Et tout reparut encore : le Rotondo bleuâtre, le Spolasca rosâtre, l’Asco jaunâtre, le Cinto blanchâtre, d’autres cimes encore, baignaient dans une rosée de lumière pâle, transparente, et les vallées semblaient des coffrets de pierreries entre-bâillés, où les ombres, nettes et tranchées, formaient les couvercles.

Quel spectacle ! Il s’évanouit.

Et la lune se démasqua plus loin. Et l’inondation de fluide prismatique reprit son niveau entre les rives débordées des monts.

Cet enchantement dura une heure. Une heure cette mascarade de Diane Hécate en coquetterie de bal d’opéra, ce jeu de cache-cache prodigieux, qui réveillait les oiseaux dans leurs nids et ébrouait les chauves-souris sur nos têtes ! S’il y a quelque part, dans l’immensité, un astre de saphir, tels sont ses sites et ses panoramas, et l’imagination n’en rêve point d’autres.

Mais la route tourna et l’assombrissement se fit.
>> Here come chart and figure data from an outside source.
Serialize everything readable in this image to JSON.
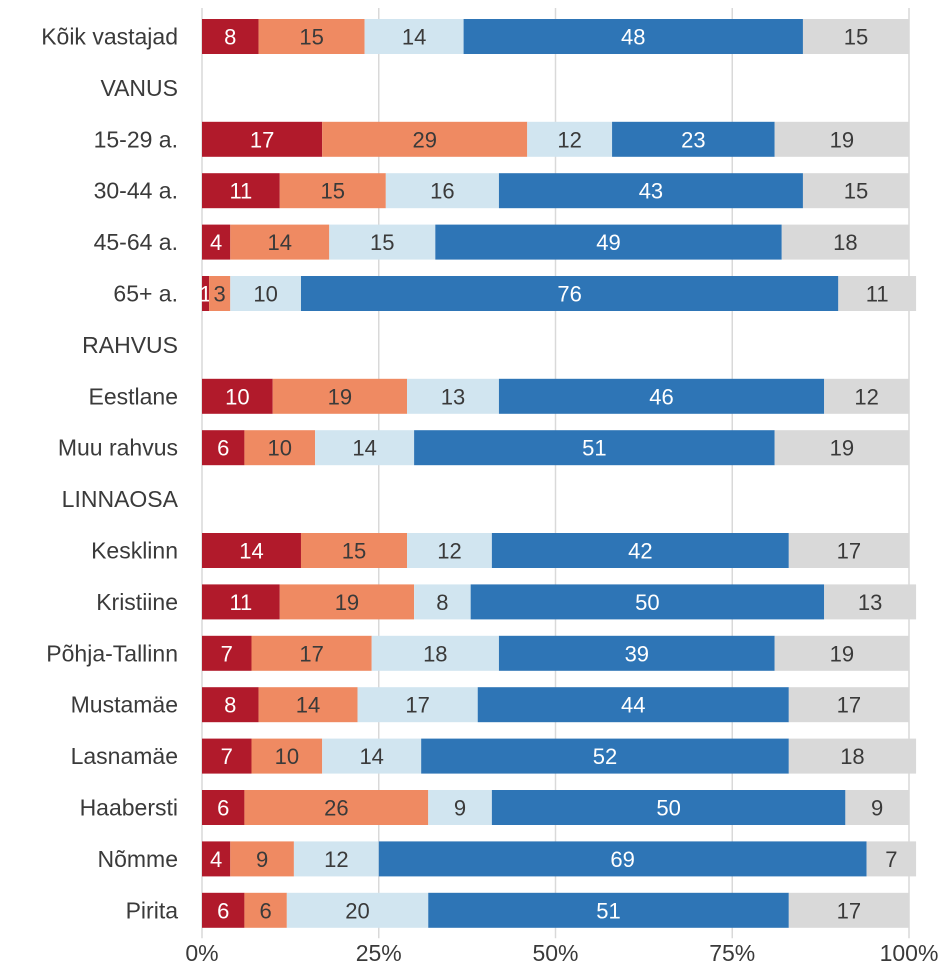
{
  "chart_data": {
    "type": "bar",
    "orientation": "horizontal",
    "stacked": true,
    "categories": [
      "Kõik vastajad",
      "VANUS",
      "15-29 a.",
      "30-44 a.",
      "45-64 a.",
      "65+ a.",
      "RAHVUS",
      "Eestlane",
      "Muu rahvus",
      "LINNAOSA",
      "Kesklinn",
      "Kristiine",
      "Põhja-Tallinn",
      "Mustamäe",
      "Lasnamäe",
      "Haabersti",
      "Nõmme",
      "Pirita"
    ],
    "series": [
      {
        "color": "#b11a2b",
        "text_color": "#ffffff",
        "values": [
          8,
          null,
          17,
          11,
          4,
          1,
          null,
          10,
          6,
          null,
          14,
          11,
          7,
          8,
          7,
          6,
          4,
          6
        ]
      },
      {
        "color": "#ef8a62",
        "text_color": "#3a3a3a",
        "values": [
          15,
          null,
          29,
          15,
          14,
          3,
          null,
          19,
          10,
          null,
          15,
          19,
          17,
          14,
          10,
          26,
          9,
          6
        ]
      },
      {
        "color": "#d1e5f0",
        "text_color": "#3a3a3a",
        "values": [
          14,
          null,
          12,
          16,
          15,
          10,
          null,
          13,
          14,
          null,
          12,
          8,
          18,
          17,
          14,
          9,
          12,
          20
        ]
      },
      {
        "color": "#2e75b6",
        "text_color": "#ffffff",
        "values": [
          48,
          null,
          23,
          43,
          49,
          76,
          null,
          46,
          51,
          null,
          42,
          50,
          39,
          44,
          52,
          50,
          69,
          51
        ]
      },
      {
        "color": "#d9d9d9",
        "text_color": "#3a3a3a",
        "values": [
          15,
          null,
          19,
          15,
          18,
          11,
          null,
          12,
          19,
          null,
          17,
          13,
          19,
          17,
          18,
          9,
          7,
          17
        ]
      }
    ],
    "x_ticks": [
      "0%",
      "25%",
      "50%",
      "75%",
      "100%"
    ],
    "xlim": [
      0,
      100
    ],
    "grid": true,
    "legend": "none",
    "title": "",
    "xlabel": "",
    "ylabel": ""
  }
}
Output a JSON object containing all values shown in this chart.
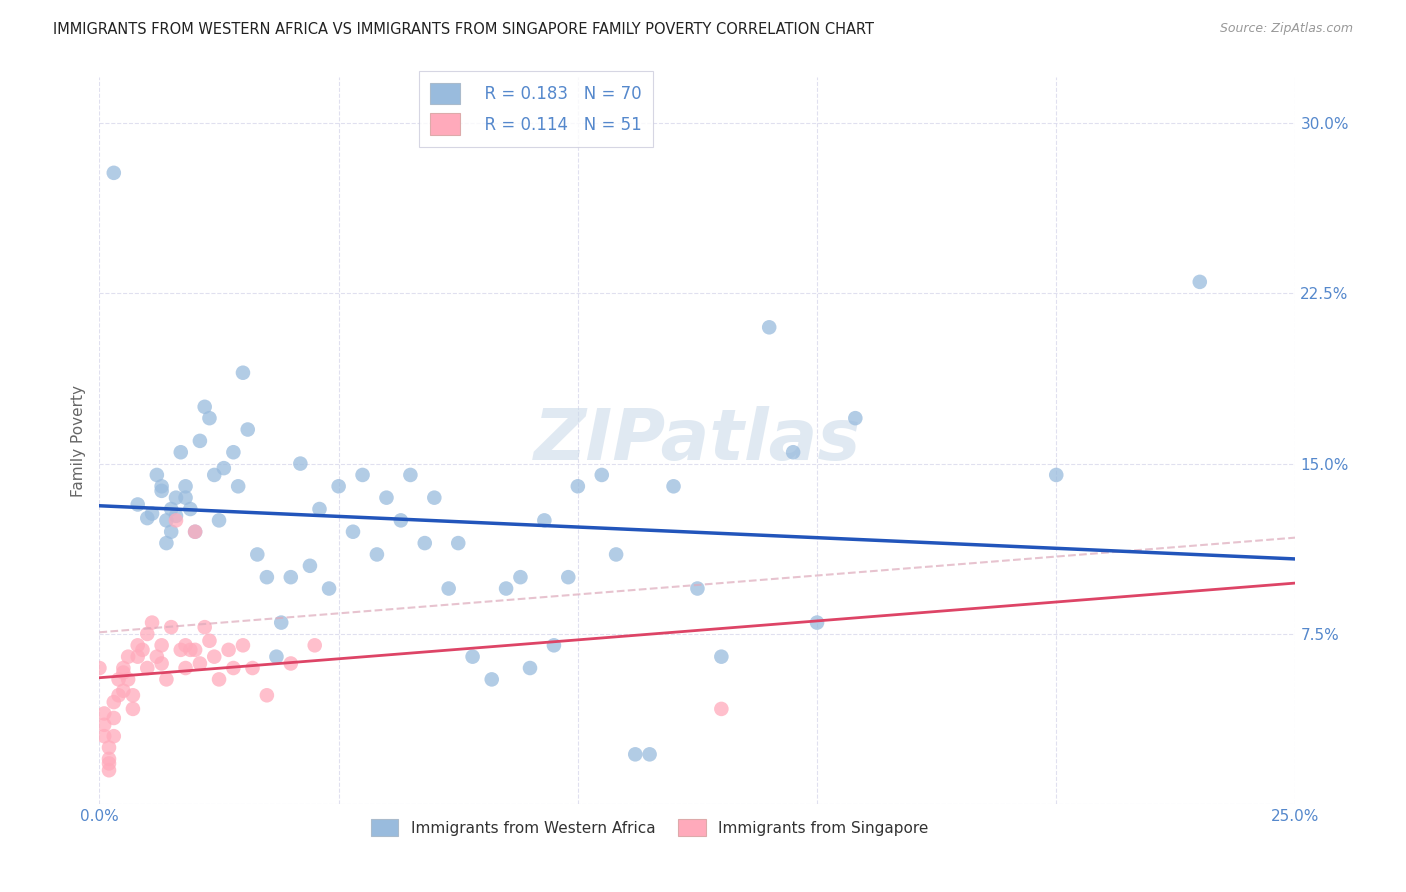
{
  "title": "IMMIGRANTS FROM WESTERN AFRICA VS IMMIGRANTS FROM SINGAPORE FAMILY POVERTY CORRELATION CHART",
  "source": "Source: ZipAtlas.com",
  "ylabel": "Family Poverty",
  "xlim": [
    0.0,
    0.25
  ],
  "ylim": [
    0.0,
    0.32
  ],
  "blue_color": "#99BBDD",
  "pink_color": "#FFAABB",
  "blue_line_color": "#2255BB",
  "pink_line_color": "#DD4466",
  "pink_dash_color": "#DDAABB",
  "background_color": "#FFFFFF",
  "grid_color": "#DDDDEE",
  "title_color": "#222222",
  "tick_color": "#5588CC",
  "watermark": "ZIPatlas",
  "R_blue": 0.183,
  "N_blue": 70,
  "R_pink": 0.114,
  "N_pink": 51,
  "blue_scatter_x": [
    0.003,
    0.008,
    0.01,
    0.011,
    0.012,
    0.013,
    0.013,
    0.014,
    0.014,
    0.015,
    0.015,
    0.016,
    0.016,
    0.017,
    0.018,
    0.018,
    0.019,
    0.02,
    0.021,
    0.022,
    0.023,
    0.024,
    0.025,
    0.026,
    0.028,
    0.029,
    0.03,
    0.031,
    0.033,
    0.035,
    0.037,
    0.038,
    0.04,
    0.042,
    0.044,
    0.046,
    0.048,
    0.05,
    0.053,
    0.055,
    0.058,
    0.06,
    0.063,
    0.065,
    0.068,
    0.07,
    0.073,
    0.075,
    0.078,
    0.082,
    0.085,
    0.088,
    0.09,
    0.093,
    0.095,
    0.098,
    0.1,
    0.105,
    0.108,
    0.112,
    0.115,
    0.12,
    0.125,
    0.13,
    0.14,
    0.145,
    0.15,
    0.158,
    0.2,
    0.23
  ],
  "blue_scatter_y": [
    0.278,
    0.132,
    0.126,
    0.128,
    0.145,
    0.14,
    0.138,
    0.115,
    0.125,
    0.12,
    0.13,
    0.127,
    0.135,
    0.155,
    0.14,
    0.135,
    0.13,
    0.12,
    0.16,
    0.175,
    0.17,
    0.145,
    0.125,
    0.148,
    0.155,
    0.14,
    0.19,
    0.165,
    0.11,
    0.1,
    0.065,
    0.08,
    0.1,
    0.15,
    0.105,
    0.13,
    0.095,
    0.14,
    0.12,
    0.145,
    0.11,
    0.135,
    0.125,
    0.145,
    0.115,
    0.135,
    0.095,
    0.115,
    0.065,
    0.055,
    0.095,
    0.1,
    0.06,
    0.125,
    0.07,
    0.1,
    0.14,
    0.145,
    0.11,
    0.022,
    0.022,
    0.14,
    0.095,
    0.065,
    0.21,
    0.155,
    0.08,
    0.17,
    0.145,
    0.23
  ],
  "pink_scatter_x": [
    0.0,
    0.001,
    0.001,
    0.001,
    0.002,
    0.002,
    0.002,
    0.002,
    0.003,
    0.003,
    0.003,
    0.004,
    0.004,
    0.005,
    0.005,
    0.005,
    0.006,
    0.006,
    0.007,
    0.007,
    0.008,
    0.008,
    0.009,
    0.01,
    0.01,
    0.011,
    0.012,
    0.013,
    0.013,
    0.014,
    0.015,
    0.016,
    0.017,
    0.018,
    0.018,
    0.019,
    0.02,
    0.02,
    0.021,
    0.022,
    0.023,
    0.024,
    0.025,
    0.027,
    0.028,
    0.03,
    0.032,
    0.035,
    0.04,
    0.045,
    0.13
  ],
  "pink_scatter_y": [
    0.06,
    0.04,
    0.035,
    0.03,
    0.025,
    0.02,
    0.018,
    0.015,
    0.045,
    0.038,
    0.03,
    0.055,
    0.048,
    0.06,
    0.058,
    0.05,
    0.065,
    0.055,
    0.048,
    0.042,
    0.07,
    0.065,
    0.068,
    0.075,
    0.06,
    0.08,
    0.065,
    0.07,
    0.062,
    0.055,
    0.078,
    0.125,
    0.068,
    0.07,
    0.06,
    0.068,
    0.12,
    0.068,
    0.062,
    0.078,
    0.072,
    0.065,
    0.055,
    0.068,
    0.06,
    0.07,
    0.06,
    0.048,
    0.062,
    0.07,
    0.042
  ]
}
Nous pénétrâmes dans un maquis sombre, où les ténèbres étaient d’ébène. Le falot de notre calèche éclairait seul d’une lueur d’abat-jour mobile la rampe de plus en plus rude, dépourvue de parapets et lisérée de précipices que nous gravissions éblouis.

Subitement la voiture reçut une secousse, et l’un de nous, adossé à la capote, sentit un corps qui venait de s’accrocher à l’arrière et avait bondi sur nos malles. Il donna alerte au voiturier. Nous allions être attaqués et dévalisés peut-être comme une simple diligence.